How does a school ensure that its website does not inadvertently break the law, or compromise the safety and privacy of its pupils? Susie Roome considers the relevant law and provides some practical advice on how to limit the risks to your school and pupils from the content of your school website

School websites can be a dynamic and creative method of communication between a school, its pupils, staff and the wider community. Websites can serve a wide purpose – from promoting the school to prospective parents and staff, to a gallery for pupils’ work, a resource for teaching and learning, or to assist in recruitment. However, this range of exciting opportunities is mirrored by the equally wide range of legal risks that can apply to a website. So how does a school ensure that its website does not inadvertently break the law, or compromise the safety and privacy of its pupils?

What legal issues apply to websites? Every school owes a common-law duty of care to its pupils, to take reasonable care to ensure that every child at the school is safe from harm. Schools must also make sure that the use of photographs and personal information on websites complies with the Data Protection Act 1998. Intellectual property and copyright issues are also relevant, where school websites use or repeat images or text from an outside source – such as pictures downloaded from the internet. Another key legal issue is the increasing trend of cyberbullying, which includes the use of defamatory blogs and personal websites, all commonly linked to school websites.

How do you take reasonable care of the pupils?

The duty to keep children safe from harm may sound daunting in the context of the virtual nature of a website. But the duty is to take reasonable care, not to be perfect. There are some very simple steps that will go a long way to discharging this duty and ensuring the safety of your pupils.

The key is to ensure that no individual child can be identified or contacted as a result of the website. BECTA, the government’s lead agency for ICT and education, suggests that schools should never place names next to photographs of children, never use full names and only use group photos. Only use images of pupils in suitable dress. Be alert – do not announce that Joe Bloggs scored the only goal in a football match, then publish a photo showing a child scoring a goal. Predatory individuals will be able to put two and two together and identify the child.

But remember, a sensible approach is required to strike a balance between protection and the promotion of the school and its pupils. A school in Essex hit the headlines in March 2008 for blanking out children’s faces on its website, and replacing them with ‘cartoon smiley faces’. This was widely considered a step too far.

What about inappropriate content?
Schools need to be careful to ensure that their websites do not contain inappropriate or offensive content – for example, violent, sexual or hateful comment. This is particularly relevant to the growing prevalence of cyberbullying, which we discussed in “What is cyberbullying?” and “Tackling cyberbullying against teachers”.

Again, some fairly simple steps can reduce the risk of inappropriate content making its way onto a school website. Make the website the responsibility of a senior member of staff, and ensure that a clear policy is in place for its creation, updating and monitoring. The policy should include approval requirements; and, if pupils are involved, then they should be supervised and given clear guidelines. There should be routine checks to ensure that no personal information or inappropriate content has slipped through the net. Finally, schools should, if possible, avoid the use of webcams or live feeds, over which they have little control.

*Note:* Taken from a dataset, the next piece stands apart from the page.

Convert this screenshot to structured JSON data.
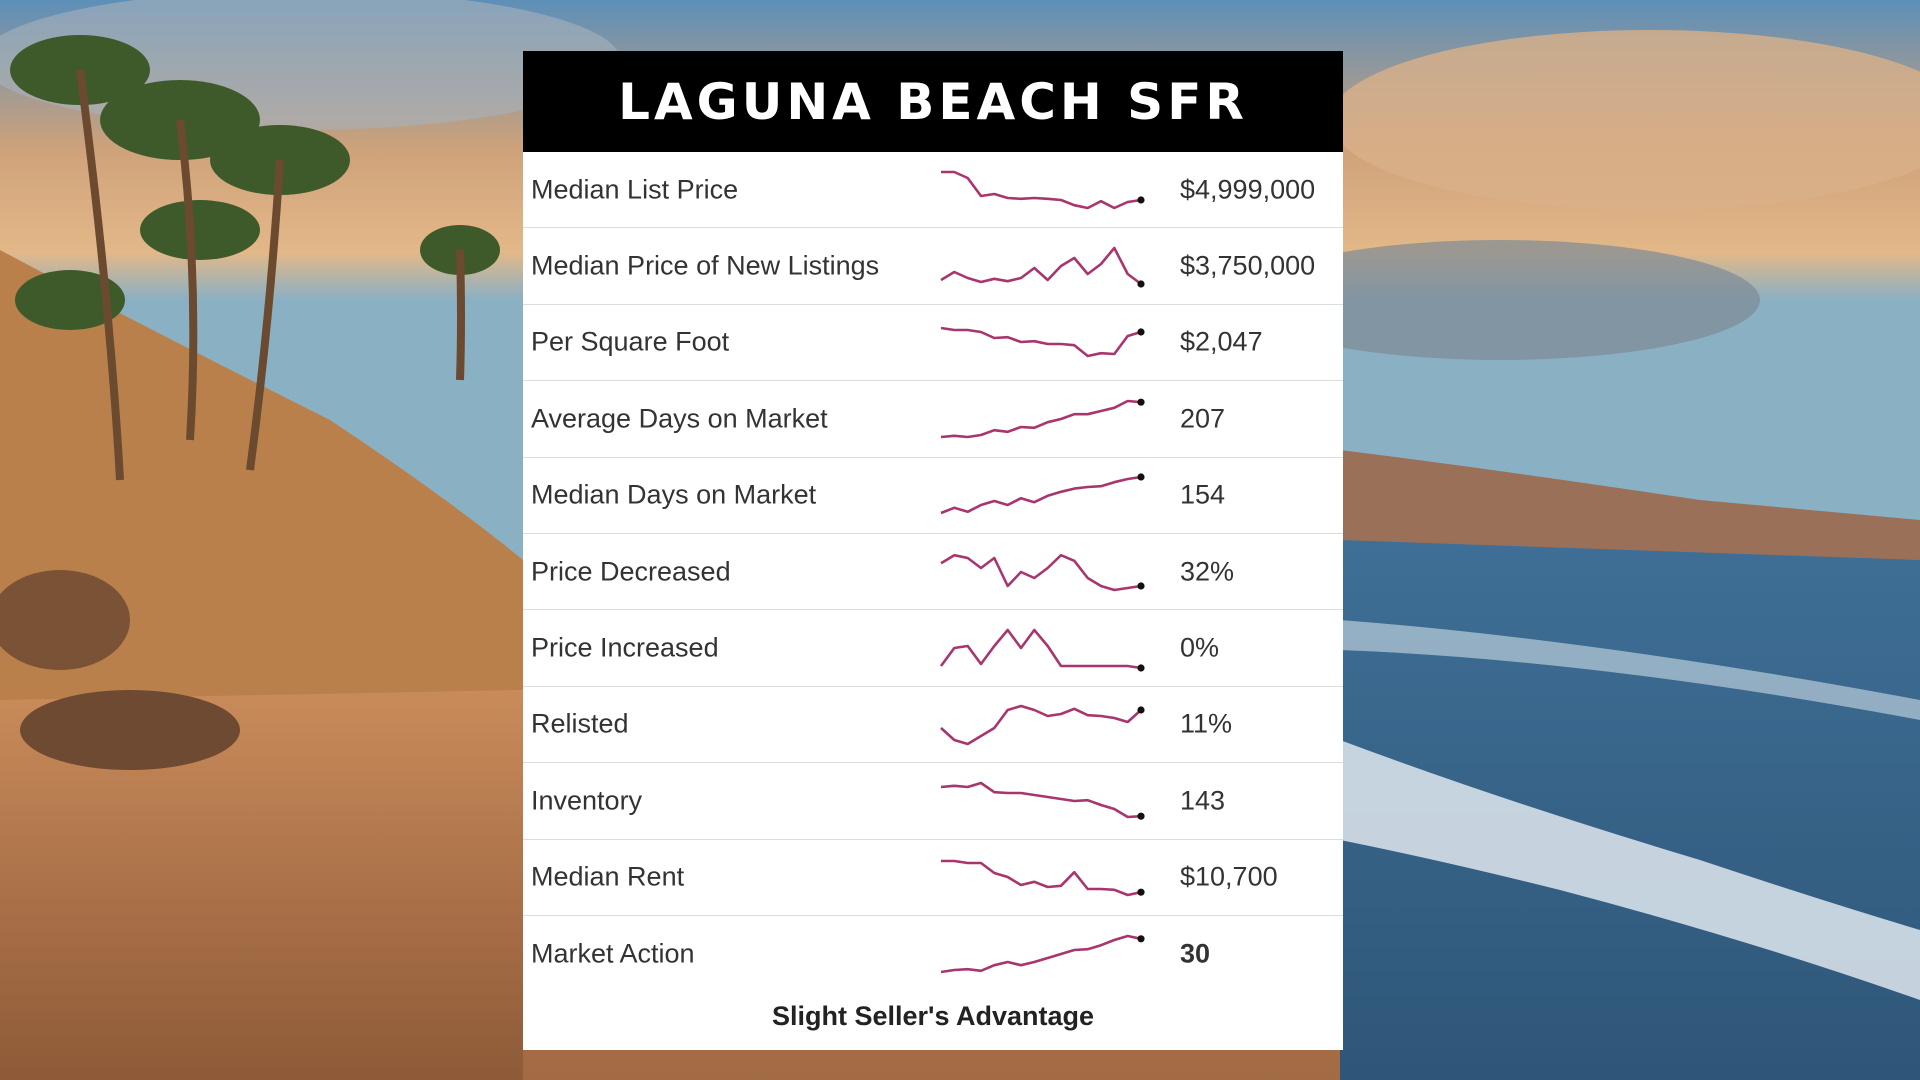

How does the Data Protection Act 1998 apply to school websites?
Issues with data protection can apply to photographs and personal information posted on a school website, such as exam results or visitors books. But the school will not breach the Act as long as the individuals in question (and parents/guardians) are aware that this is happening, and aware of the context in which the data will be used. So the golden rule is to always seek consent, and get it in writing.

How does copyright law apply?
Generally, copyright gives the creator of materials control over how they are used. Schools must be certain that they are not infringing the copyright of others through any materials available on their website, or risk a hefty fine. Copyright may apply to text, images, music or video that originates from other sources. A school that uses images from the internet on its own website will likely be infringing copyright, unless the creator of that image consents. Schools should therefore be very careful about the source of any material that is loaded onto their site, and if in doubt as to whether copyright would apply, don’t use it!

What guidance can I look at for help?
There is a lot of relevant guidance to help. Your first port of call should be the BECTA website, which has published the general guidance ‘The key features of a safe school website’, and more specific guidance on copyright and data protection. You can also look at and the DCSF website has some good guidance on cyberbullying. The Office of the Information Commissioner gives some practical advice on data protection and freedom of information.

If you follow this guidance and keep in mind the few key recommendations discussed in this article, then your website should be an exciting and creative tool that will enhance and promote your pupils’ learning and their school, while maintaining the safety of all involved.